Selain itu, tekanan global juga berdampak pada target pendapatan negara tahun 2025. Faktor-faktor seperti harga komoditas yang moderat, perlambatan pertumbuhan ekonomi global, penurunan aktivitas perdagangan internasional, dan lifting minyak yang rendah, semuanya dapat mempengaruhi jenis pendapatan negara terkait. Sampai dengan akhir Juni 2025, realisasi pendapatan negara mencapai sekitar 40,0% dari target APBN tahun 2025.
Ketidakpastian harga internasional komoditas dapat memberikan tekanan pada pendapatan negara berbasis komoditas. Hal ini juga mencakup berbagai jenis Penerimaan Negara Bukan Pajak (PNBP). Selain itu, dinamika ekonomi global yang dipengaruhi oleh perang dagang dan kebijakan tarif AS memberikan ketidakpastian terhadap investasi, yang dapat berdampak langsung pada Penerimaan Perpajakan maupun PNBP.
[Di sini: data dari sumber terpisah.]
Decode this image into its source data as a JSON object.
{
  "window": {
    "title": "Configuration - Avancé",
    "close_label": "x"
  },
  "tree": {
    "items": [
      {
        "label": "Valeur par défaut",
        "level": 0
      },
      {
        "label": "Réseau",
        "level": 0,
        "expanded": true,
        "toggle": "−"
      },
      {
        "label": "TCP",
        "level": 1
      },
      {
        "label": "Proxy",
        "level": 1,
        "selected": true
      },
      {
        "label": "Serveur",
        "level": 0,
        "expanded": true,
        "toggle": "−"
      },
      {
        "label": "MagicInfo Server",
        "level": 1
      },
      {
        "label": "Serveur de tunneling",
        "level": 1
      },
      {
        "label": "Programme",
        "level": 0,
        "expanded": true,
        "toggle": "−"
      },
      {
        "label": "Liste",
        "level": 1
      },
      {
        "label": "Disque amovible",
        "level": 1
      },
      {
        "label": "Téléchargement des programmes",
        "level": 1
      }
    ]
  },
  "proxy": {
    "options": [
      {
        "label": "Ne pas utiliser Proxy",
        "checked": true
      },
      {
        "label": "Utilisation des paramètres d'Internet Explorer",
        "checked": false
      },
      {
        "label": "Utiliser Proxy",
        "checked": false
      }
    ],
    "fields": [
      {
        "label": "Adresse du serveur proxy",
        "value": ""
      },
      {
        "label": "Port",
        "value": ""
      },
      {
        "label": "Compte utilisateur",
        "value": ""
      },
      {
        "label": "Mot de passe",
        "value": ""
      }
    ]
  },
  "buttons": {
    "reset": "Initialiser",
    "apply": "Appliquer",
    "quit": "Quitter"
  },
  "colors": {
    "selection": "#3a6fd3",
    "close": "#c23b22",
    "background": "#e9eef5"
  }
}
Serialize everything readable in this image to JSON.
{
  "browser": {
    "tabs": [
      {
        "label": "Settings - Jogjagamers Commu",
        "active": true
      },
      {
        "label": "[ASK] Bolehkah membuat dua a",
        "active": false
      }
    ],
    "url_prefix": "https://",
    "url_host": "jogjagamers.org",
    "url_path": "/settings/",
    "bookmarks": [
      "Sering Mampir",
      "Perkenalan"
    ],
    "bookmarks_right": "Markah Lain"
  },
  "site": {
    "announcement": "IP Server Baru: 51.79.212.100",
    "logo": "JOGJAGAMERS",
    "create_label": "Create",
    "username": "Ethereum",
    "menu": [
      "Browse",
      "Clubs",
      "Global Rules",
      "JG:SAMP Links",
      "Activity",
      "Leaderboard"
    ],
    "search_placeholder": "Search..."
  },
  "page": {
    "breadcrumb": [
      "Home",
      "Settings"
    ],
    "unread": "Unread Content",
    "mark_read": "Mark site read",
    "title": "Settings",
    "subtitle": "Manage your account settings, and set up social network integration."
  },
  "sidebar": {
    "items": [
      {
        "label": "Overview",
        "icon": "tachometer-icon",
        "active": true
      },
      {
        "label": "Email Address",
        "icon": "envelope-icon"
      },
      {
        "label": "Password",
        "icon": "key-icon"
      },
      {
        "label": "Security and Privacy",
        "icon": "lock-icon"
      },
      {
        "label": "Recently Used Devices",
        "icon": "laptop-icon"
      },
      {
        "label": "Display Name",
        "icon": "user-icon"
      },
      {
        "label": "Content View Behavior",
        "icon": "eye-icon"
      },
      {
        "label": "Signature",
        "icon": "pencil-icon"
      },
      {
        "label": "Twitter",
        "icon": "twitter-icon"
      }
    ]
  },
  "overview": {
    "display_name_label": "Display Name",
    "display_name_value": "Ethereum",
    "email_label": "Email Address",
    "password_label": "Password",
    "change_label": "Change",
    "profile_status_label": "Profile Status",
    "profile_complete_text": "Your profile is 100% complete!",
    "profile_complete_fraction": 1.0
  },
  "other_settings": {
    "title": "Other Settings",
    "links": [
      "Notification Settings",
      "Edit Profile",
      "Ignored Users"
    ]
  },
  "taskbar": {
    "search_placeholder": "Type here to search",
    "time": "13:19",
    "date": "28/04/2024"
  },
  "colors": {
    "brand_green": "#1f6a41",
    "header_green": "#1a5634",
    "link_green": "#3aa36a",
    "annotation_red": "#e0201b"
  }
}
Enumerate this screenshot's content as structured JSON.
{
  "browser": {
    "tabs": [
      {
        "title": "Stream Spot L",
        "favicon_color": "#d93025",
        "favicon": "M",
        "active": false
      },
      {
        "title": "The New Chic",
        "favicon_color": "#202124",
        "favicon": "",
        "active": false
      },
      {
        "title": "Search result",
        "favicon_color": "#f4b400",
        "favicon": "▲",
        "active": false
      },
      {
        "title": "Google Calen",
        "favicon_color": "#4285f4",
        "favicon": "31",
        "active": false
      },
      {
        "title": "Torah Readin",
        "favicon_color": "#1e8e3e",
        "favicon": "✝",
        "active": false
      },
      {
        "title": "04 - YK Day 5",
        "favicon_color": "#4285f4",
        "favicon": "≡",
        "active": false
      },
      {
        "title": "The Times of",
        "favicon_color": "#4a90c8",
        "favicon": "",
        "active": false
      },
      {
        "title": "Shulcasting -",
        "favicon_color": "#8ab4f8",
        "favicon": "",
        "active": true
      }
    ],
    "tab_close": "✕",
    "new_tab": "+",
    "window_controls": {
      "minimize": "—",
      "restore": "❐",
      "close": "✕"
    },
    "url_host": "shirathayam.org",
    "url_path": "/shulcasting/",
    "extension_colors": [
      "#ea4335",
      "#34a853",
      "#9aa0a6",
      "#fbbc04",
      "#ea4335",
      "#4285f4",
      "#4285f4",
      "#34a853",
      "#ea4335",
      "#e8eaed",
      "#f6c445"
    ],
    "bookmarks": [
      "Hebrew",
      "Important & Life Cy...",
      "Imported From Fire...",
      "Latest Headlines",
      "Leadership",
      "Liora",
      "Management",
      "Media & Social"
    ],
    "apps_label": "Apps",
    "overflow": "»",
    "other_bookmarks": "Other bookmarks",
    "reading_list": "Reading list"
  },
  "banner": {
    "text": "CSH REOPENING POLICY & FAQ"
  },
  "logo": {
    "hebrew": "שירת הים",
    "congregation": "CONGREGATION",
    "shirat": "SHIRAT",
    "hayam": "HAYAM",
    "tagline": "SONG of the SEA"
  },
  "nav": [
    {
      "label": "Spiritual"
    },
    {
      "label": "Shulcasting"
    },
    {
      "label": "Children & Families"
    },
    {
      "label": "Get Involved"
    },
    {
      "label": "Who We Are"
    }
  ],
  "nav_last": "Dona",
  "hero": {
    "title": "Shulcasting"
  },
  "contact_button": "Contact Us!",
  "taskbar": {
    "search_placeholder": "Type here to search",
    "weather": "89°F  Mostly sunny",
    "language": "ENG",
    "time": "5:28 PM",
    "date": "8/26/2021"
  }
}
Belanja negara juga berpotensi naik seiring dengan perubahan variabel ekonomi makro. Pada semester I tahun 2025, terjadi kontraksi pertumbuhan ekonomi dan penurunan inflasi dibandingkan dengan periode yang sama tahun sebelumnya. Selain itu, suku bunga berdampak pada belanja negara, terutama belanja pembayaran bunga utang. Hal ini membuat pemerintah harus menyesuaikan sisi belanja, terutama dalam meningkatkan belanja pendidikan sesuai dengan amanat konstitusi.
Dalam konteks global yang lebih luas, sentimen investor terhadap negara-negara berkembang semakin berhati-hati. Hal ini juga mencerminkan pergerakan nilai tukar rupiah yang terbebani tekanan, meskipun telah ada upaya stabilisasi oleh otoritas moneter. Dinamika ekonomi makro juga dapat mempengaruhi risiko portofolio utang melalui fluktuasi nilai tukar dan suku bunga. Oleh karena itu, perubahan pada asumsi dasar ekonomi makro berdampak besar terhadap belanja negara dibandingkan pendapatan.